Packs used to only run in docs, but now agents can be run anywhere. Update your Pack to remove doc-specific language, including:

  • Building block descriptions

    • "Syncs your tasks to your doc"
    • "Sync your tasks"
  • Parameter descriptions

    • "The time zone of your doc"
    • "The current time zone"

Add indexing to your sync tables

The data in your sync tables won’t be available to the agent unless you index them. You should set up indexing for sync tables that:

  1. Have at least one free-text column (description, notes, body, etc.)
  2. Have a link column

See the Indexing guide for more information on adding indexing features to your sync table, and the Developing & testing guide for testing.

Add chat skills where appropriate

A default chat skill is generated for every Pack, meaning you can chat with your Pack right away. It has access to all of the formulas, actions, and indexed knowledge in your Pack.

While the default chat skill can handle a wide range of user questions and prompts, it may struggle with the more nuanced tasks. In those cases, you should add additional skills to your Pack, providing a custom prompt that better guides the LLM.

See the Skills guide for more information on how to add custom skills.

Utilize suggestions

One of Grammarly’s most powerful features is to see what the user is writing and make suggestions on how to improve it. The same suggestion UI is available to agents.

Look for potential use cases where making a writing suggestion would be beneficial—for example, filling in a placeholder or providing additional context about a term or phrase.

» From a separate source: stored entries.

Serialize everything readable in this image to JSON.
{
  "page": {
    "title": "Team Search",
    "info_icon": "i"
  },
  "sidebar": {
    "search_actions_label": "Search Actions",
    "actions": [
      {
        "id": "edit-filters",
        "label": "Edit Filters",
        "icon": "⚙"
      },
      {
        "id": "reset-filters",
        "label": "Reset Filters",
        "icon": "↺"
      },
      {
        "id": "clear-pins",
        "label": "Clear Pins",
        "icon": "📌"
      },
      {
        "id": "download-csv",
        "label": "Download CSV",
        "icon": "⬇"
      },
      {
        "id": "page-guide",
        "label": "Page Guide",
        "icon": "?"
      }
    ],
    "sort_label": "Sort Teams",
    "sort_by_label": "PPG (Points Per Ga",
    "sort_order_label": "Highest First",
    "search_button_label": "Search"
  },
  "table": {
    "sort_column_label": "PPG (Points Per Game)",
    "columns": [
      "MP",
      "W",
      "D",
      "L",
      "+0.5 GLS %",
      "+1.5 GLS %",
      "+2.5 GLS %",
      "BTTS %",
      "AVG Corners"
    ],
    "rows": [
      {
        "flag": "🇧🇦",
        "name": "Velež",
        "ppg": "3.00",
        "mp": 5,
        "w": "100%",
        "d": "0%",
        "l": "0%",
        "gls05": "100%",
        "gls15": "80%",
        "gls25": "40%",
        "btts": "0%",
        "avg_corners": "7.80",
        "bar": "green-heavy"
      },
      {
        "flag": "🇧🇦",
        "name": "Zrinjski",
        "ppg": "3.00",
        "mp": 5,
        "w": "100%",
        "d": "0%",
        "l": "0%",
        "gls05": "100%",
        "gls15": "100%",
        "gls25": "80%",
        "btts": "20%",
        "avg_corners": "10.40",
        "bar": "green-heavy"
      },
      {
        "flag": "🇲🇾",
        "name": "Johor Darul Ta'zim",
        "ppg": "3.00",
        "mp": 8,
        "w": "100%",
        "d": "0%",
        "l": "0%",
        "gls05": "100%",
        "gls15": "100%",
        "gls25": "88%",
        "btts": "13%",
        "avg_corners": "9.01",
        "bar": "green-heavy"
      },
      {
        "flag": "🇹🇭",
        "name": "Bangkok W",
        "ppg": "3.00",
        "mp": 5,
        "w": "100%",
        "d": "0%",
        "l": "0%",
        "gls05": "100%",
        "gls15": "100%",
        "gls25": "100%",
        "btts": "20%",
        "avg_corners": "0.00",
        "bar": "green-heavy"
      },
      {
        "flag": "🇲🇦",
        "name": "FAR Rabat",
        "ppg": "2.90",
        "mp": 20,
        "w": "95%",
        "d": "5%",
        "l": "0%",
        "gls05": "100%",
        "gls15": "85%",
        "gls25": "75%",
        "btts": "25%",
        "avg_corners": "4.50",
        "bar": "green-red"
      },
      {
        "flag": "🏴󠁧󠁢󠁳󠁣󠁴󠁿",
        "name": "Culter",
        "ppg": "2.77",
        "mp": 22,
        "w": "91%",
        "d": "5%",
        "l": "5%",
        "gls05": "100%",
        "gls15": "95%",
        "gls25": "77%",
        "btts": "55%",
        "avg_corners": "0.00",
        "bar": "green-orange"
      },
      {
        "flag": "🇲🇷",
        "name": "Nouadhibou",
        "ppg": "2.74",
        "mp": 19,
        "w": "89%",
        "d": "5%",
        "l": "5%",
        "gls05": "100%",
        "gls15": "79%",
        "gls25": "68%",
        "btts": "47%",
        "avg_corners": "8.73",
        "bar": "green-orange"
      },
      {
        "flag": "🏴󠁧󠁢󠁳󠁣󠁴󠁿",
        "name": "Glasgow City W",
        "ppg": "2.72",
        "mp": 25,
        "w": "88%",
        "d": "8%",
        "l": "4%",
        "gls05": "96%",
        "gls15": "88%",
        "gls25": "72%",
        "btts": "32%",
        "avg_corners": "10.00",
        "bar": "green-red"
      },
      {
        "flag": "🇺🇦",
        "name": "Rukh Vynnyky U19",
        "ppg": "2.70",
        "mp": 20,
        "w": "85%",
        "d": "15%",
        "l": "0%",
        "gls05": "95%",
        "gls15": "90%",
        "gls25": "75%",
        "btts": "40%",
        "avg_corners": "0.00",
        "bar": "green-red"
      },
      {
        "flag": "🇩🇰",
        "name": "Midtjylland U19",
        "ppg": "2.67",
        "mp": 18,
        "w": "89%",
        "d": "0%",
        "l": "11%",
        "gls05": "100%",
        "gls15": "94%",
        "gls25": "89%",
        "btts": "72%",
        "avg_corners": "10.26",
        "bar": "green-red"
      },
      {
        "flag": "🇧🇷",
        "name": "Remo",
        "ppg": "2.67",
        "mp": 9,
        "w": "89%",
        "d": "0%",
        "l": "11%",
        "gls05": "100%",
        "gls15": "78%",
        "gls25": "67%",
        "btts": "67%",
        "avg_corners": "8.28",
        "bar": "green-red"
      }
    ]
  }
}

See the Screen annotation tools section guide for more information.

Adding features for agents only

During the upgrade process, you may need to adjust your Pack to work better with the LLM. You'll want to avoid breaking the experience for existing users of your Pack, and there are tactics to do so.

Hidden formulas

You can add a new formula just for the LLM to use by adding isExperimental: true to the definition. These won't be displayed to users in Coda docs, but will be made available to the LLM to call.

pack.addFormula({
  name: "GetWorkspaceId",
  description: "Gets the ID of the user's workspace.",
  parameters: [],
  resultType: coda.ValueType.String,
  // Hide this in Coda docs, but allow the LLM to use it.
  isExperimental: true,
  execute: async function (args, context) {
    // ...
  },
});

LLM instructions

The LLM uses the formula and parameter descriptions to understand how to use them, but sometimes the agent needs more information to call them reliably. You can provide an alternate description just for the LLM to use by setting the instructions field on the formula or parameter.

pack.addFormula({
  name: "CreateContact",
  description: "Creates a new contact.",
  instructions: `
    Creates a new contact for a given customer.
    The contact should be an individual who works at the company.
    To save the contact information for the business as a whole, use the
    UpdateCustomer formula instead.
  `,
  parameters: [
    coda.makeParameter({
      type: coda.ParameterType.String,
      name: "name",
      description: "The name of the contact.",
      instructions: `
        The name of the contact.
        If available, provide the full name (first, middle, and last).
        Don't include prefixes and suffixes (Dr., Esq., etc.).
      `,
    }),
    // ...
  ],
  resultType: coda.ValueType.String,
  execute: async function (args, context) {
    // ...
  },
});

Known limitations

Currently, some Pack features don't work in agents.

  • parameter autocomplete - The LLM can't see the possible autocomplete values for a parameter. If the list of possible values is small, include them in the parameter description.
  • vararg parameters - The LLM can't set vararg parameters. As a workaround, add a hidden formula that uses a JSON string parameter instead.
  • ConnectionRequirement.Optional - If user auth is defined, users will need to sign in before they can use the agent at all.
  • Two-way sync - Agents can't edit records using two-way sync. As a workaround, add an action formula that can update a record.